The application of NIRS in acupuncture for KOA has been increasingly studied; however, current research predominantly focuses on cerebral hemodynamic changes, while peripheral local tissue hemodynamics remain underexplored. As a preliminary exploratory study, this trial has several limitations. First, its design primarily investigated local tissue hemodynamic responses pre- and post-intervention across four treatment protocols and dynamic changes during acupuncture phases but failed to clarify the long-term effects of these interventions on improving local tissue hemodynamics. Subsequent studies should implement randomized controlled trials with multiple timepoint monitoring to systematically evaluate temporal efficacy profiles. Second, the gender ratio imbalance in participants leaves it unclear whether gender factors influence experimental outcomes. Future recruitment should optimize gender distribution to control sex-related confounders.
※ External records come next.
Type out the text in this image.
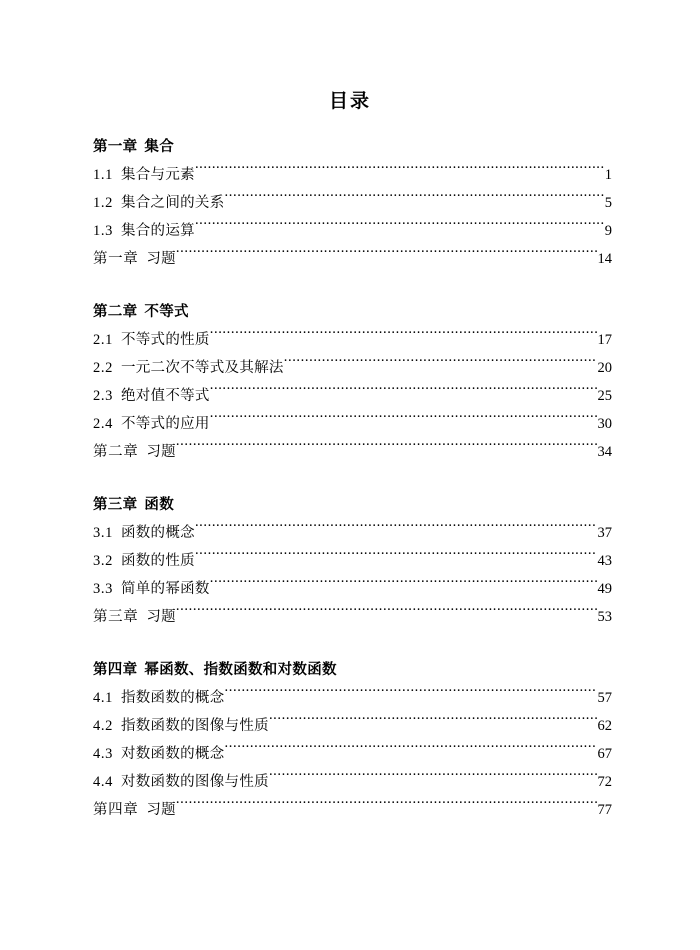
目录
第一章 集合
1.1 集合与元素 .....	1
1.2 集合之间的关系 .....	5
1.3 集合的运算 .....	9
第一章 习题 .....	14
第二章 不等式
2.1 不等式的性质 .....	17
2.2 一元二次不等式及其解法 .....	20
2.3 绝对值不等式 .....	25
2.4 不等式的应用 .....	30
第二章 习题 .....	34
第三章 函数
3.1 函数的概念 .....	37
3.2 函数的性质 .....	43
3.3 简单的幂函数 .....	49
第三章 习题 .....	53
第四章 幂函数、指数函数和对数函数
4.1 指数函数的概念 .....	57
4.2 指数函数的图像与性质 .....	62
4.3 对数函数的概念 .....	67
4.4 对数函数的图像与性质 .....	72
第四章 习题 .....	77
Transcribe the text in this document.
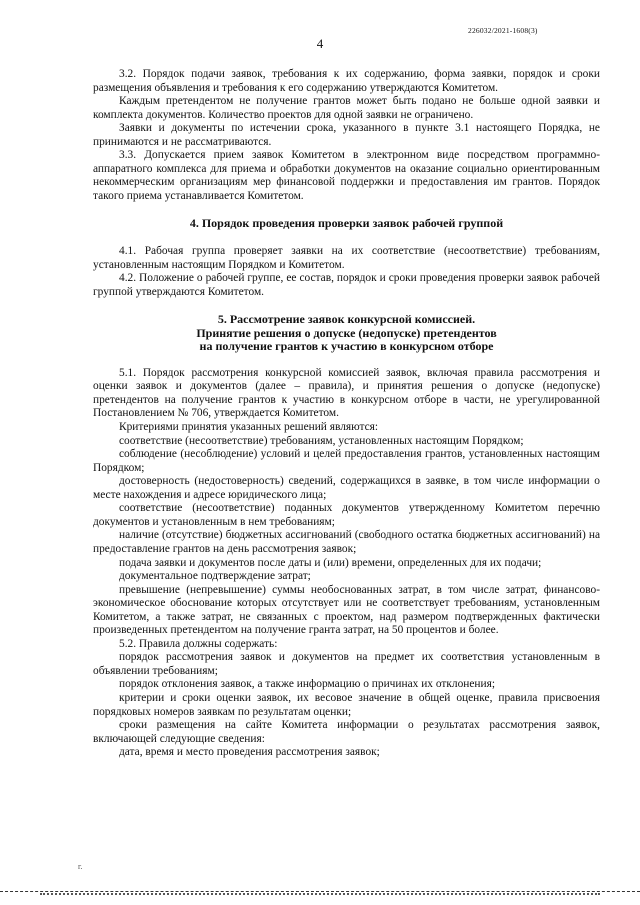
226032/2021-1608(3)
4

3.2. Порядок подачи заявок, требования к их содержанию, форма заявки, порядок и сроки размещения объявления и требования к его содержанию утверждаются Комитетом.

Каждым претендентом не получение грантов может быть подано не больше одной заявки и комплекта документов. Количество проектов для одной заявки не ограничено.

Заявки и документы по истечении срока, указанного в пункте 3.1 настоящего Порядка, не принимаются и не рассматриваются.

3.3. Допускается прием заявок Комитетом в электронном виде посредством программно-аппаратного комплекса для приема и обработки документов на оказание социально ориентированным некоммерческим организациям мер финансовой поддержки и предоставления им грантов. Порядок такого приема устанавливается Комитетом.

4. Порядок проведения проверки заявок рабочей группой

4.1. Рабочая группа проверяет заявки на их соответствие (несоответствие) требованиям, установленным настоящим Порядком и Комитетом.

4.2. Положение о рабочей группе, ее состав, порядок и сроки проведения проверки заявок рабочей группой утверждаются Комитетом.

5. Рассмотрение заявок конкурсной комиссией.
Принятие решения о допуске (недопуске) претендентов
на получение грантов к участию в конкурсном отборе

5.1. Порядок рассмотрения конкурсной комиссией заявок, включая правила рассмотрения и оценки заявок и документов (далее – правила), и принятия решения о допуске (недопуске) претендентов на получение грантов к участию в конкурсном отборе в части, не урегулированной Постановлением № 706, утверждается Комитетом.

Критериями принятия указанных решений являются:

соответствие (несоответствие) требованиям, установленных настоящим Порядком;

соблюдение (несоблюдение) условий и целей предоставления грантов, установленных настоящим Порядком;

достоверность (недостоверность) сведений, содержащихся в заявке, в том числе информации о месте нахождения и адресе юридического лица;

соответствие (несоответствие) поданных документов утвержденному Комитетом перечню документов и установленным в нем требованиям;

наличие (отсутствие) бюджетных ассигнований (свободного остатка бюджетных ассигнований) на предоставление грантов на день рассмотрения заявок;

подача заявки и документов после даты и (или) времени, определенных для их подачи;

документальное подтверждение затрат;

превышение (непревышение) суммы необоснованных затрат, в том числе затрат, финансово-экономическое обоснование которых отсутствует или не соответствует требованиям, установленным Комитетом, а также затрат, не связанных с проектом, над размером подтвержденных фактически произведенных претендентом на получение гранта затрат, на 50 процентов и более.

5.2. Правила должны содержать:

порядок рассмотрения заявок и документов на предмет их соответствия установленным в объявлении требованиям;

порядок отклонения заявок, а также информацию о причинах их отклонения;

критерии и сроки оценки заявок, их весовое значение в общей оценке, правила присвоения порядковых номеров заявкам по результатам оценки;

сроки размещения на сайте Комитета информации о результатах рассмотрения заявок, включающей следующие сведения:

дата, время и место проведения рассмотрения заявок;

г.
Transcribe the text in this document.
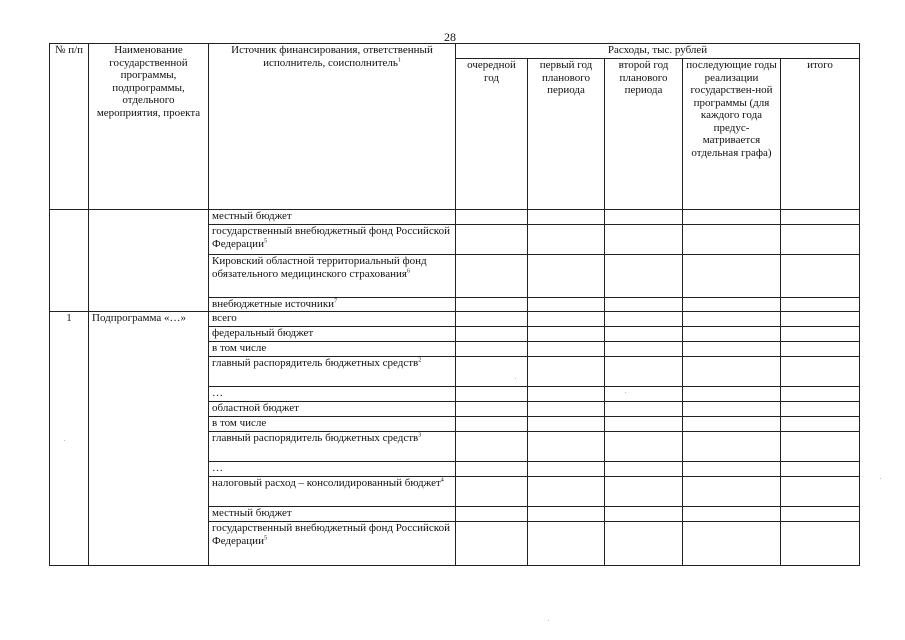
28
№ п/п	Наименование государственной программы, подпрограммы, отдельного мероприятия, проекта	Источник финансирования, ответственный исполнитель, соисполнитель$^1$	Расходы, тыс. рублей				
			очередной год	первый год планового периода	второй год планового периода	последующие годы реализации государствен-ной программы (для каждого года предус-матривается отдельная графа)	итого
		местный бюджет					
		государственный внебюджетный фонд Российской Федерации$^5$					
		Кировский областной территориальный фонд обязательного медицинского страхования$^6$					
		внебюджетные источники$^7$					
1	Подпрограмма «…»	всего					
		федеральный бюджет					
		в том числе					
		главный распорядитель бюджетных средств$^2$					
		…					
		областной бюджет					
		в том числе					
		главный распорядитель бюджетных средств$^3$					
		…					
		налоговый расход – консолидированный бюджет$^4$					
		местный бюджет					
		государственный внебюджетный фонд Российской Федерации$^5$					
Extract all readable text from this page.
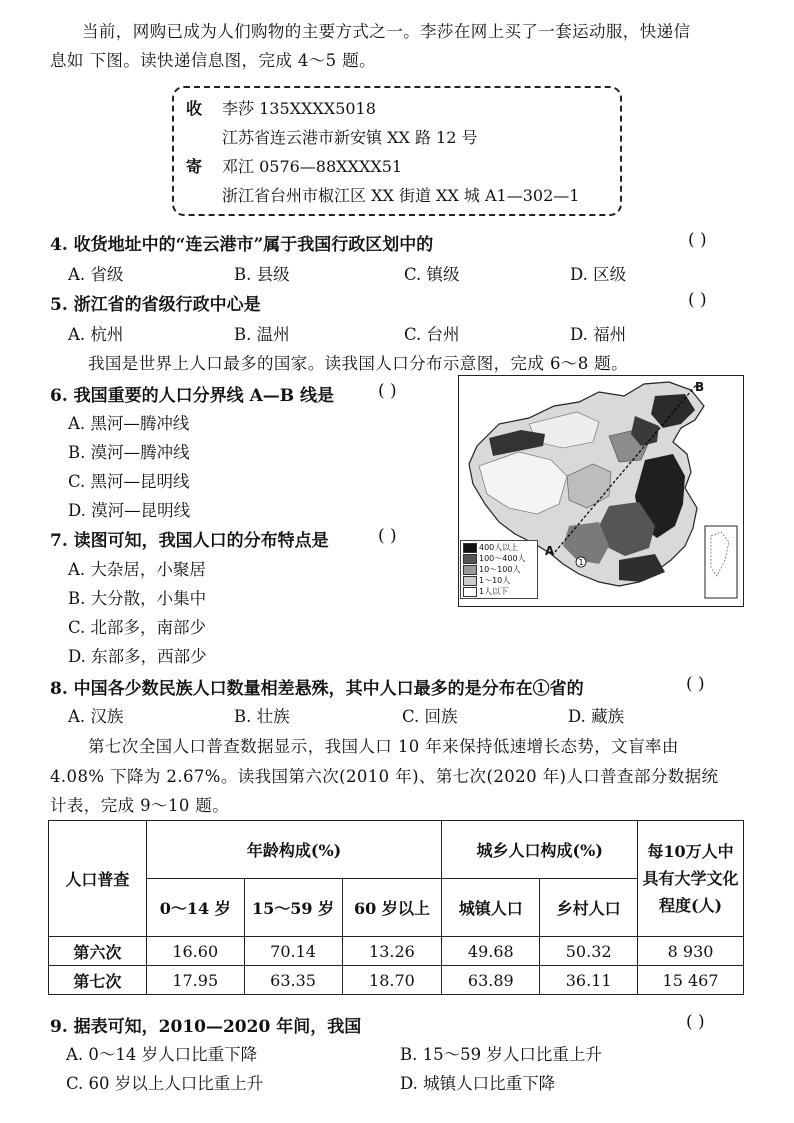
当前，网购已成为人们购物的主要方式之一。李莎在网上买了一套运动服，快递信
息如 下图。读快递信息图，完成 4～5 题。
收 李莎 135XXXX5018
江苏省连云港市新安镇 XX 路 12 号
寄 邓江 0576—88XXXX51
浙江省台州市椒江区 XX 街道 XX 城 A1—302—1
4. 收货地址中的“连云港市”属于我国行政区划中的	( )
A. 省级	B. 县级	C. 镇级	D. 区级
5. 浙江省的省级行政中心是	( )
A. 杭州	B. 温州	C. 台州	D. 福州
我国是世界上人口最多的国家。读我国人口分布示意图，完成 6～8 题。
6. 我国重要的人口分界线 A—B 线是	( )
A. 黑河—腾冲线
B. 漠河—腾冲线
C. 黑河—昆明线
D. 漠河—昆明线
7. 读图可知，我国人口的分布特点是	( )
A. 大杂居，小聚居
B. 大分散，小集中
C. 北部多，南部少
D. 东部多，西部少
1
B
A
400人以上
100～400人
10～100人
1～10人
1人以下
8. 中国各少数民族人口数量相差悬殊，其中人口最多的是分布在①省的	( )
A. 汉族	B. 壮族	C. 回族	D. 藏族
第七次全国人口普查数据显示，我国人口 10 年来保持低速增长态势，文盲率由
4.08% 下降为 2.67%。读我国第六次(2010 年)、第七次(2020 年)人口普查部分数据统
计表，完成 9～10 题。
人口普查	年龄构成(%)			城乡人口构成(%)		每10万人中具有大学文化程度(人)
	0～14 岁	15～59 岁	60 岁以上	城镇人口	乡村人口	
第六次	16.60	70.14	13.26	49.68	50.32	8 930
第七次	17.95	63.35	18.70	63.89	36.11	15 467
9. 据表可知，2010—2020 年间，我国	( )
A. 0～14 岁人口比重下降	B. 15～59 岁人口比重上升
C. 60 岁以上人口比重上升	D. 城镇人口比重下降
Finally, potential bias arising from heterogeneity in disease severity among participants necessitates stratified subgroup analyses based on Kellgren–Lawrence grading to enhance the reliability of studies.
5 Conclusion
This study provides the first evidence showing the effect of acupuncture methods and acupoint selections of acupuncture therapy on hemodynamic responses in 24 KOA patients. The results indicate that warm needle significantly improves local blood flow and oxygen delivery capacity in KOA patients, extending the duration of improvement effects more effectively than needle intervention. Warm needle at SP10 demonstrated superior efficacy in improving oxygen metabolism relative to warm needle at ST34.